I have an account on Quora. This is a very interesting place to get information and find surveys of randomness, with a lot of well-written response. Sometimes better than others, but the response are up and down voted and people do post their experience if they wish, or remain anon if like. If you “consider your source” based on your responses and don’t use it to craft all your
Today I answered a question about seizures that answered one of my own personal questions about myself. Here is the whole thread if you want to see it, there aren’t many answers (3 before I responded).
one of the quotes which I reference in my response is by Fyodor Dostoyevsky:
“you have no idea what joy that joy is which we epileptics experience the second before a seizure… I do not know whether this joy lasts for seconds or hours or months, but believe me, I would not exchange it for all the delights of this world.”
They say that auras (the sensation before a seizure, which is actually the beginning or a seizure activity itself according to my neurologist) are very hard to describe consistently. My response:
I have never found my auras difficult to describe, except one I would almost categorize as something else because they feel different. I get my seizures at night, and the “something else” may just be how I experience it during the day.the daytime is less of what i describe below, sometimes with little bursts of good feeling or bad feeling, like when you feel a strong pain pill kick in on a localized ache or conversely wear off, but exacerbated, and feels like inside my head. (little guy with a gun in there?)
Jess James Richard’s answer is very good and similar to mine, particularly about avoiding a seizure. I think mine *may* be when I am beginning to process REM stuff for dreaming (I know that sounds super-technical haha) because I will get a thought stuck in my head… anything silly and random like something I read or heard that day or thought about saying to someone and without wanting it to be there, and sometimes trying to focus on anything else, it will get stuck there like a broken record for what seems like ages:
“if you’re going to San Francisco.
if you’re going to San Francisco.
if you’re going to San Francisco. if you’re going to San Francisco. if you’re going to San Francisco.”

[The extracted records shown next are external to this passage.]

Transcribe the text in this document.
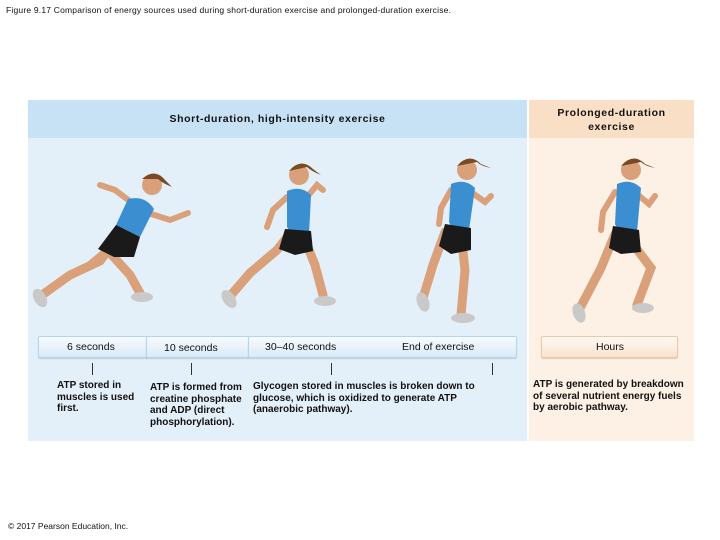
Figure 9.17 Comparison of energy sources used during short-duration exercise and prolonged-duration exercise.
Short-duration, high-intensity exercise	Prolonged-duration exercise
6 seconds	10 seconds	30–40 seconds	End of exercise	Hours
ATP stored in muscles is used first.
ATP is formed from creatine phosphate and ADP (direct phosphorylation).
Glycogen stored in muscles is broken down to glucose, which is oxidized to generate ATP (anaerobic pathway).
ATP is generated by breakdown of several nutrient energy fuels by aerobic pathway.
© 2017 Pearson Education, Inc.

but maybe 10 seconds have gone by.
Like a record skipping.
A neuroscience grad student this is when my cells are syncing up, and he described it like a full theater applauding until the applause starts to fall into patterned cadence.

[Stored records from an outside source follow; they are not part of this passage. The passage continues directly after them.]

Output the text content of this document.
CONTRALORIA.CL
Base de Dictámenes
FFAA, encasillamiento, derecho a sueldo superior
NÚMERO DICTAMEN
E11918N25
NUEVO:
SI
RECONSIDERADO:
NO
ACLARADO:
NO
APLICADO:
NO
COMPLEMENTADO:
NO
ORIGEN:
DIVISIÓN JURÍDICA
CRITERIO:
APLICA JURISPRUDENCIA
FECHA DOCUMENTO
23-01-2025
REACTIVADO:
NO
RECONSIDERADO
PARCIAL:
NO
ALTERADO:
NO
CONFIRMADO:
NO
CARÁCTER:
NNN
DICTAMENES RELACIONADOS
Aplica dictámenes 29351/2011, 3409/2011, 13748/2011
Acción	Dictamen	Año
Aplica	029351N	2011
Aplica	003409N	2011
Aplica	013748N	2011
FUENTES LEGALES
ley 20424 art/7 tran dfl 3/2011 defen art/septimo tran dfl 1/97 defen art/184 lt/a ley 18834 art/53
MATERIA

at this point, I can’t think my way out of this “place” so I try to move out of “the place”… sort of. you could also call it a loop if you are used to computers or robots getting stuck in a loop. since i am usually asleep/falling asleep/waking during this, I am lying on my side or prone and the movement involves rolling over or lifting my head. If I can’t shut my eyes, or lift my head, tonic clonic seizure may start at that time. I am conscious for less than the ones I pass out during.
The Dostoyevsky thing is interesting too- I am a visual artist by trade and know many creative epileptics despite brain-half-communication things I have read related to epilepsy.
What dawned on me as I wrote this has to do with what I hear in my head when I have my auras. The skipping record thing. and the connection to how I’ve been making my art and what I use to convey my messages. I must ruminate on this, and figure out if I put my head down to avoid something bad, or lift my head up to take dread-good-bad-euphoric risk.
And… I do agree with Dostoyevsky (or whoever said this and stuck his name on the quote, I haven’t read him much to know for sure)… there are some things that the possibly observed to be “bad” parts of me bring to my consciousness which are wonderful and helpful and insightful, even if they only last a few seconds follow by longer periods of pain. So i guess i do not feel shame or guilt about this like I used to, unless i hurt or scare those around me.